Reliable information is hard to find from the remote war zone around Nagorny Karabakh. But information from both sides suggests that at least 30 soldiers have died in the last few days—and perhaps many more. Armenian sources claim that five Armenians and 25 Azerbaijanis have died. An Azerbaijani general said that 71 Armenians had been killed, while the Azerbaijani defense ministry puts its losses at 13.
That suggests there have been many more casualties on the front-line in a week than in the whole of 2013.
The Karabakh front-line is the most militarized area of Europe. With no peacekeepers there, it is mainly rational self-interest that keeps the two armies of 20,000 or so men, backed up by heavy weapons, from going back to war.
In the last 15 years, around two or three dozen people have died every year in shooting incidents. This year, a number of factors, such as deeper cynicism about the peace process and the continuing arms race, fuelled by Russia, have made the situation much worse.
Armenia has lurched in a more pro-Russian direction, with the country’s course set on joining Russia’s Eurasia Union. That may have reinforced the belief in Yerevan that in the event of conflict, Moscow will step in to defend its treaty obligations under the CIS Collective Security Organization and come to the aid of Armenia.
Azerbaijan looks both more insecure and more aggressive. A full-scale crackdown on human rights and civil society activists continues. Last week Arif and Leyla Yunus, who were first detained in April, were accused of ludicrous charges of treason and espionage. Since then, the health of Leyla Yunus, who has diabetes, has worryingly deteriorated in prison.
For the last two months, there have been reports of more Armenian-Azerbaijani cross-border clashes, some in border areas that had formerly been mostly quiet, such as the one around Nakhichevan.
Many of the ceasefire violations are localized and uncoordinated, but more serious incidents, such as raids across the line, could not happen without political approval.
These attacks are more likely to come from the Azerbaijani side, which has rejected international initiatives to stabilize the ceasefire by removing snipers from the front-line. As the losing side in the conflict, the Azerbaijanis make it their business to challenge the status quo, make the other side nervous and remind the world of the conflict. That is the most plausible interpretation for the last major outbreak of violence in June 2012 which coincided with former secretary of state Hillary Clinton’s visit to the region.

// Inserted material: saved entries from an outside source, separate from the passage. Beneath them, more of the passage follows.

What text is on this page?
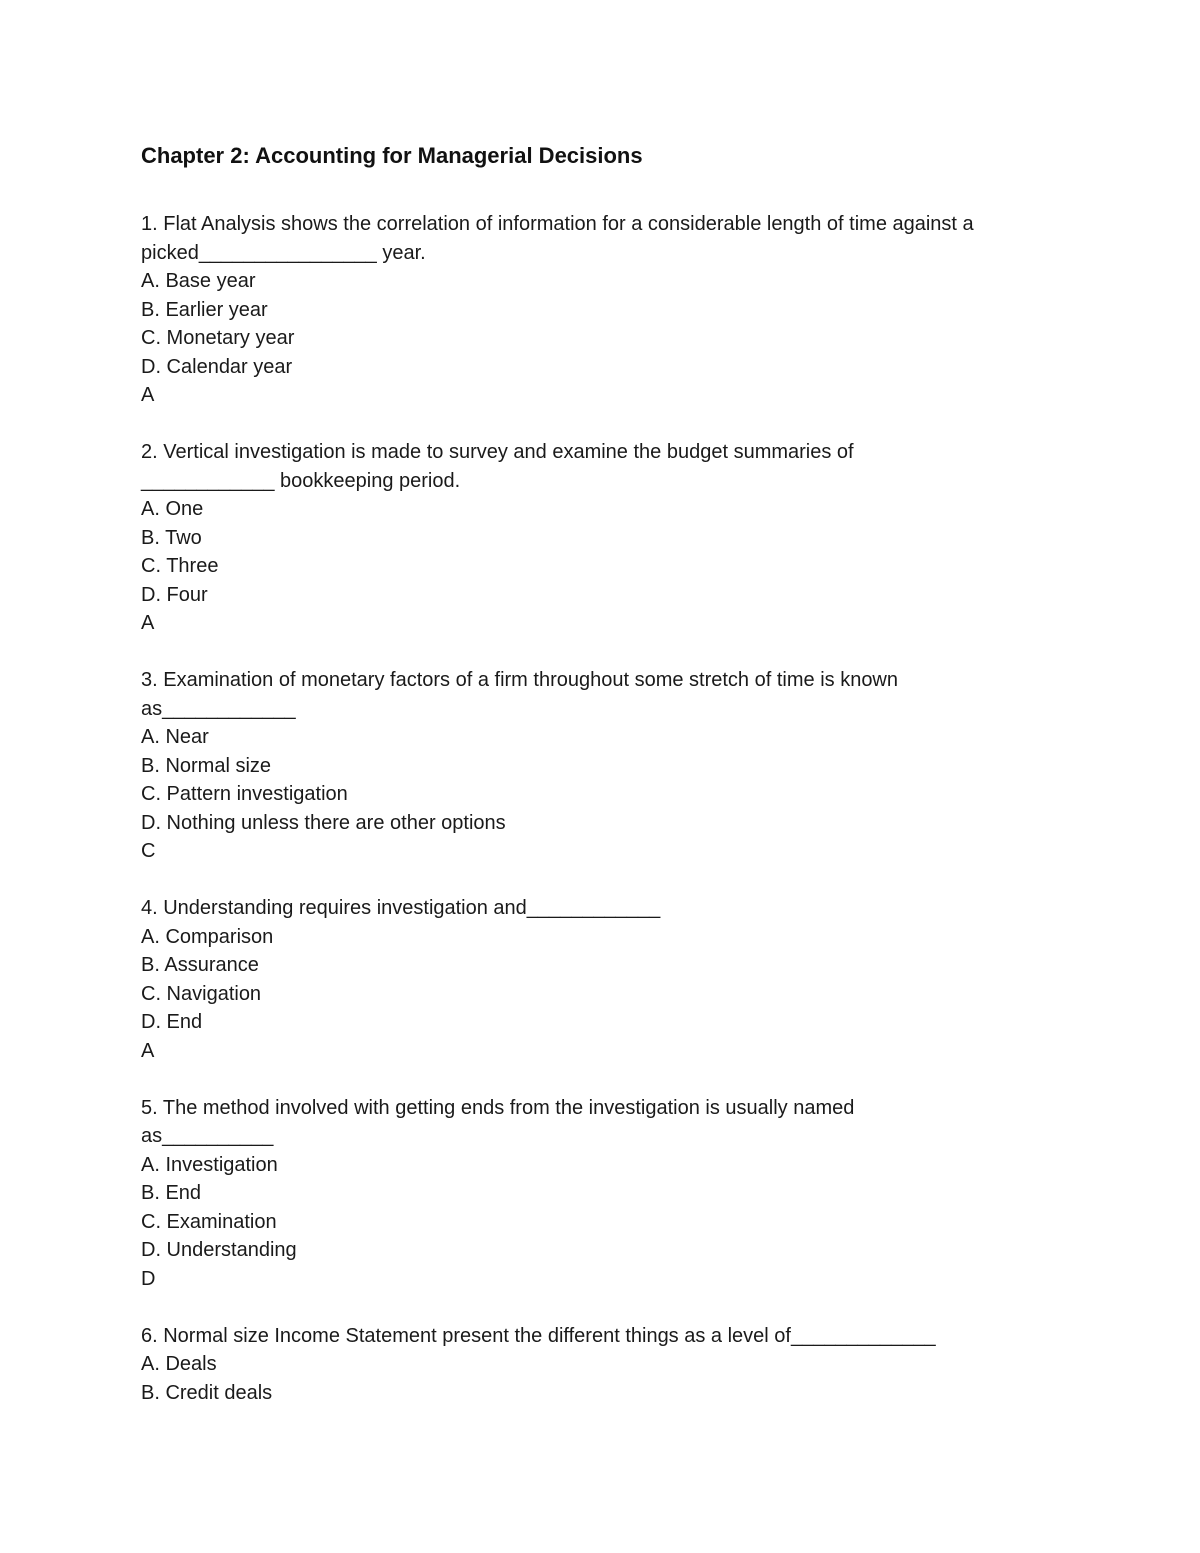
Chapter 2: Accounting for Managerial Decisions
1. Flat Analysis shows the correlation of information for a considerable length of time against a
picked________________ year.
A. Base year
B. Earlier year
C. Monetary year
D. Calendar year
A
2. Vertical investigation is made to survey and examine the budget summaries of
____________ bookkeeping period.
A. One
B. Two
C. Three
D. Four
A
3. Examination of monetary factors of a firm throughout some stretch of time is known
as____________
A. Near
B. Normal size
C. Pattern investigation
D. Nothing unless there are other options
C
4. Understanding requires investigation and____________
A. Comparison
B. Assurance
C. Navigation
D. End
A
5. The method involved with getting ends from the investigation is usually named
as__________
A. Investigation
B. End
C. Examination
D. Understanding
D
6. Normal size Income Statement present the different things as a level of_____________
A. Deals
B. Credit deals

However, the Armenian side is not averse to making a political point either. Photographs of captured bulky radio equipment published this week by Armenians suggest a raid on Azerbaijani positions. As presidential official Novruz Mammadov pointed out, it is unlikely his side ordered an offensive when both Azerbaijan’s president and defense minister were abroad last week.
So this latest violence may have been the result of a big Armenian operation or counter-operation that came after numerous smaller Azerbaijani attacks. Once fighting kicks off, of course, the issue of “Who started it,” rapidly becomes irrelevant.
On August 4, the centenary of the outbreak of Europe’s “Guns of August,” the fighting subsided somewhat—hopefully because the killing sobered both sides up. The two presidents, Ilham Aliyev and Serzh Sargsyan, have been invited to Sochi on August 8 and 9 for separate talks with President Vladimir Putin, although it is not confirmed that they will meet each other.
Putin, of course, will have his own agenda at the meeting, which may be just as much about Ukraine as Karabakh. Without a more substantial peace process that the two parties can buy into, the violence is all too likely to re-occur.